Brett found out that the plant is closed for the whole week of Christmas, so for the rest of the year he's working overtime every day to make up for the hours he'll have off for all the holidays. So since he's working late we had to scramble yesterday to get to our voting location on time before it closed. I prepared a yummy portable dinner to take along so that we wouldn't be cranky voting on empty stomachs.

As I was planning dinner meals for this week I found a lovely picture on Pinterest and was really inspired to make our delicious take-out dinner on Election Day.



Brett thought they were really yummy as he ate them on the car ride to the poll. I just pulled it all together before I went to pick him up. I had prepared the coleslaw about 3 hours beforehand and covered it to sit in the fridge to chill. The salmon takes very little time to prep and cook. I warmed some corn tortillas on the griddle and then assembled the tacos on squares of foil, wrapped them up and bagged them "to-go" style. So easy.
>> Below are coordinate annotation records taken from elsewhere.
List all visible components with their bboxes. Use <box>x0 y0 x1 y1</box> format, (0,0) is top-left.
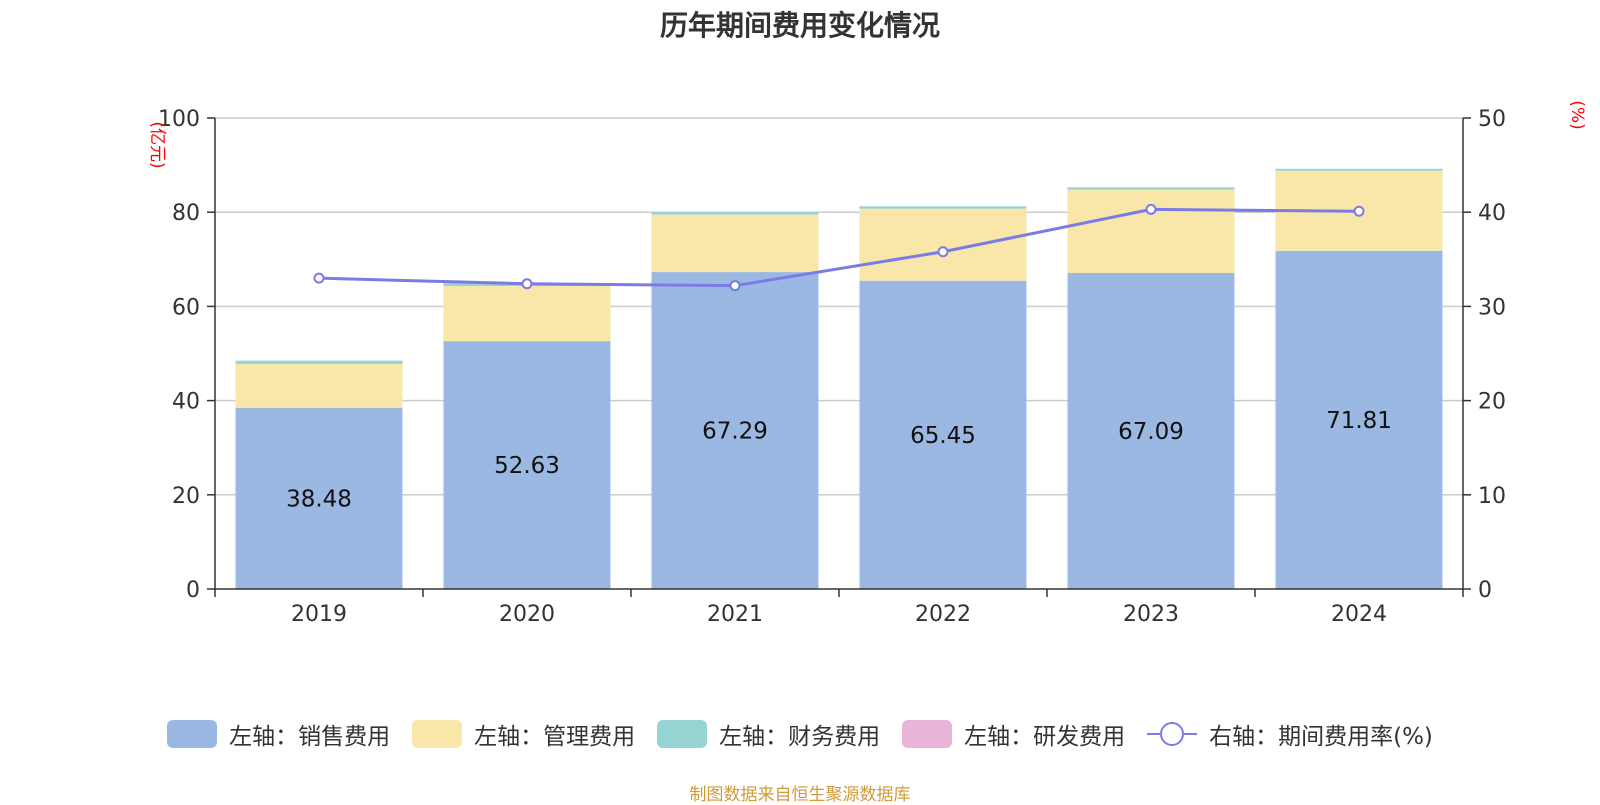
right-tick-label: 40 <box>1478 201 1506 226</box>
left-tick-label: 40 <box>172 390 200 415</box>
legend-swatch <box>657 720 708 748</box>
bar-value-label: 67.29 <box>702 419 768 445</box>
legend-item[interactable]: 左轴：财务费用 <box>657 717 880 751</box>
bar-segment <box>1275 168 1443 171</box>
legend-label: 左轴：管理费用 <box>474 724 636 750</box>
x-tick-label: 2024 <box>1331 602 1387 627</box>
bar-labels: 38.48 52.63 67.29 65.45 67.09 71.81 <box>286 408 1392 512</box>
legend-item[interactable]: 右轴：期间费用率(%) <box>1147 717 1433 751</box>
right-tick-label: 50 <box>1478 107 1506 132</box>
x-tick-label: 2023 <box>1123 602 1179 627</box>
right-tick-label: 30 <box>1478 295 1506 320</box>
rate-line <box>313 203 1365 292</box>
bar-segment <box>235 407 403 589</box>
bar-segment <box>235 363 403 408</box>
axes: 0 20 40 60 80 100 0 10 20 30 40 50 2019 2020 2021 2022 2… <box>158 107 1506 627</box>
bar-segment <box>1067 189 1235 274</box>
left-tick-label: 80 <box>172 201 200 226</box>
legend-swatch <box>902 720 953 748</box>
legend: 左轴：销售费用 左轴：管理费用 左轴：财务费用 左轴：研发费用 右轴：期间费用率(%) <box>0 717 1600 751</box>
bar-segment <box>651 272 819 589</box>
data-source: 制图数据来自恒生聚源数据库 <box>689 785 911 805</box>
bar-segment <box>1067 273 1235 589</box>
rate-line-path <box>318 207 1360 288</box>
legend-item[interactable]: 左轴：管理费用 <box>412 717 635 751</box>
chart-plot: 0 20 40 60 80 100 0 10 20 30 40 50 2019 2020 2021 2022 2… <box>147 100 1587 627</box>
bar-segment <box>651 214 819 273</box>
bar-segment <box>1275 250 1443 589</box>
rate-point <box>1353 205 1365 217</box>
legend-label: 左轴：研发费用 <box>964 724 1126 750</box>
bar-segment <box>1067 187 1235 190</box>
bar-value-label: 52.63 <box>494 453 560 479</box>
left-tick-label: 100 <box>158 107 200 132</box>
bars <box>235 168 1443 589</box>
bar-segment <box>443 341 611 589</box>
bar-segment <box>859 206 1027 209</box>
bar-segment <box>859 280 1027 589</box>
x-tick-label: 2022 <box>915 602 971 627</box>
left-tick-label: 20 <box>172 484 200 509</box>
right-tick-label: 20 <box>1478 390 1506 415</box>
left-tick-label: 0 <box>186 578 200 603</box>
legend-label: 右轴：期间费用率(%) <box>1209 724 1433 750</box>
bar-value-label: 71.81 <box>1326 408 1392 434</box>
bar-segment <box>859 208 1027 281</box>
rate-point <box>937 246 949 258</box>
x-tick-label: 2021 <box>707 602 763 627</box>
rate-point <box>1145 203 1157 215</box>
right-tick-label: 10 <box>1478 484 1506 509</box>
right-tick-label: 0 <box>1478 578 1492 603</box>
bar-segment <box>651 212 819 215</box>
bar-value-label: 65.45 <box>910 423 976 449</box>
left-tick-label: 60 <box>172 295 200 320</box>
bar-segment <box>443 286 611 342</box>
gridlines <box>215 117 1463 496</box>
bar-value-label: 67.09 <box>1118 419 1184 445</box>
bar-value-label: 38.48 <box>286 486 352 512</box>
rate-point <box>521 278 533 290</box>
legend-swatch <box>412 720 463 748</box>
left-axis-unit: (亿元) <box>147 121 167 168</box>
legend-item[interactable]: 左轴：销售费用 <box>167 717 390 751</box>
right-axis-unit: (%) <box>1567 100 1587 129</box>
chart-title: 历年期间费用变化情况 <box>659 9 940 42</box>
legend-label: 左轴：财务费用 <box>719 724 881 750</box>
x-tick-label: 2019 <box>291 602 347 627</box>
bar-segment <box>235 360 403 364</box>
legend-swatch <box>167 720 218 748</box>
rate-point <box>729 280 741 292</box>
legend-label: 左轴：销售费用 <box>229 724 391 750</box>
rate-point <box>313 272 325 284</box>
legend-line-swatch <box>1147 722 1198 746</box>
x-tick-label: 2020 <box>499 602 555 627</box>
legend-item[interactable]: 左轴：研发费用 <box>902 717 1125 751</box>
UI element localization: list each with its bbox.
This meal made enough to feed the two of us with a little extra leftover for me to eat for lunch today. But these recipes can be adapted to feed as many people as you want.


Spicy Cilantro-Lime Coleslaw
In a large mixing bowl whisk together 1/4 cup mayonnaise, 1/4 cup sour cream, grated peel and juice from half a lime, 1/2 tsp red chili pepper flakes, 1/4 tsp minced garlic, 1/2 tsp honey (or more to taste), and 3 Tbsp chopped fresh cilantro leaves. I also added a couple dashes of cayenne pepper to give it a more spicy kick. Then toss together with 4 cups of finely shredded green cabbage. Add salt and pepper to taste. Cover the bowl and refrigerate at least 1 hour. I promise it will be best if you make it a day ahead.

Honey-Lime Grilled Salmon
First preheat the oven to 400 degrees F. I covered a baking sheet with foil and greased it with olive oil, then sprinkled salt and pepper all over it. Then I placed my salmon fillets (no skin) into the baking sheet. In a small heatproof bowl or a mug I melted 2 Tbsp butter. To it I added about 1 teaspoon of honey and juice from the other half of the lime from making the coleslaw. I swirled it around to dissolve the honey and then poured it evenly over the tops of the fish. Then I sprinkled cayenne pepper over the fish to taste. Bake the fish for 15 minutes, then set under the broiler for another 2-4 minutes. I let the fish rest a couple minutes after removing them from the oven, then cut them lengthwise into 1-inch wide strips to fit inside the tacos. Eat on warm tortillas with cold Spicy Cilantro-Lime Coleslaw.